The slavers cared little; they had secured an inexhaustible supply of humans on the African continent. The Caribbean islands were at once transformed into a sea of sugar-cane fields where black people experienced unspeakable brutality. The least hint of disobedience led to whipping, alternating with application of burning wood to the buttocks. Salt, pepper, citron, aloes and hot ashes were poured on to the bleeding wounds. Mutilation was common: limbs, ears, private parts all included. All of this was justified in the name of white European civilisation. In the words of one Englishman, Negroes were "unjust, cruel, barbarous, half human, treacherous, deceitful, thieves, drunkards, proud, lazy, unclean, shameless, jealous to fury, and cowards".
Some of these terms persist against black folk in Britain today. What we, the people of the Caribbean, did not know until fairly recently was that it was our ancestors who defeated slavery. We had constantly been told that it was William Wilberforce who was responsible for our freedom, even though it is now on record that, from 1791 to 1804, slaves launched guerrilla warfare, culminating in defeat for the Spanish, French and British, and the declaration of independence by Haiti.

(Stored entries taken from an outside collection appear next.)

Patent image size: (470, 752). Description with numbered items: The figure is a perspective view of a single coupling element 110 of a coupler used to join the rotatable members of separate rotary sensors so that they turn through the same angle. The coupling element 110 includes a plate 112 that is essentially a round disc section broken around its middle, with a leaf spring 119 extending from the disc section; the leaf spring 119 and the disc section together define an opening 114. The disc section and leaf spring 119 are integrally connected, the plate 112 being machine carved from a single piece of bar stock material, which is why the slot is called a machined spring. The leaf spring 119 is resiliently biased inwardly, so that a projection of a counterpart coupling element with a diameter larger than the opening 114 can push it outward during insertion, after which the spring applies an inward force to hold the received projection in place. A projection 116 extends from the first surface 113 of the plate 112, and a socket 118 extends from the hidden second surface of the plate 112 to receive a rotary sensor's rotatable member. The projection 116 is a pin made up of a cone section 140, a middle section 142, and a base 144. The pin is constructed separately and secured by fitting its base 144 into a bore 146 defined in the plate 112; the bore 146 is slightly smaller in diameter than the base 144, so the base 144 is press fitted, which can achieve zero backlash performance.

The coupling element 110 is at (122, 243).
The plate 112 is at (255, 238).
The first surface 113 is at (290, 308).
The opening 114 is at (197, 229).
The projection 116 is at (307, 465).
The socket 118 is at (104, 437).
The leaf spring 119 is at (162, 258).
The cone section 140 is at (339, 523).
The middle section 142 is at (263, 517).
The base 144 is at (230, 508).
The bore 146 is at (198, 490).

On every West Indian island the revolt was intense. The slogan that sped throughout the Caribbean was precise: "Let's kill all the white men and be masters of our land." We were at the heart of our own liberation. No imperial force could contain us in slavery. It was this movement, and this movement alone, that set Wilberforce and his friends in motion. Slavery was not ended by an act of charity for some downtrodden folk. Blair's apology is not worth the paper it is written on if this liberation movement is not recognised as the central force that drove slavery out of the Caribbean. A luta continua!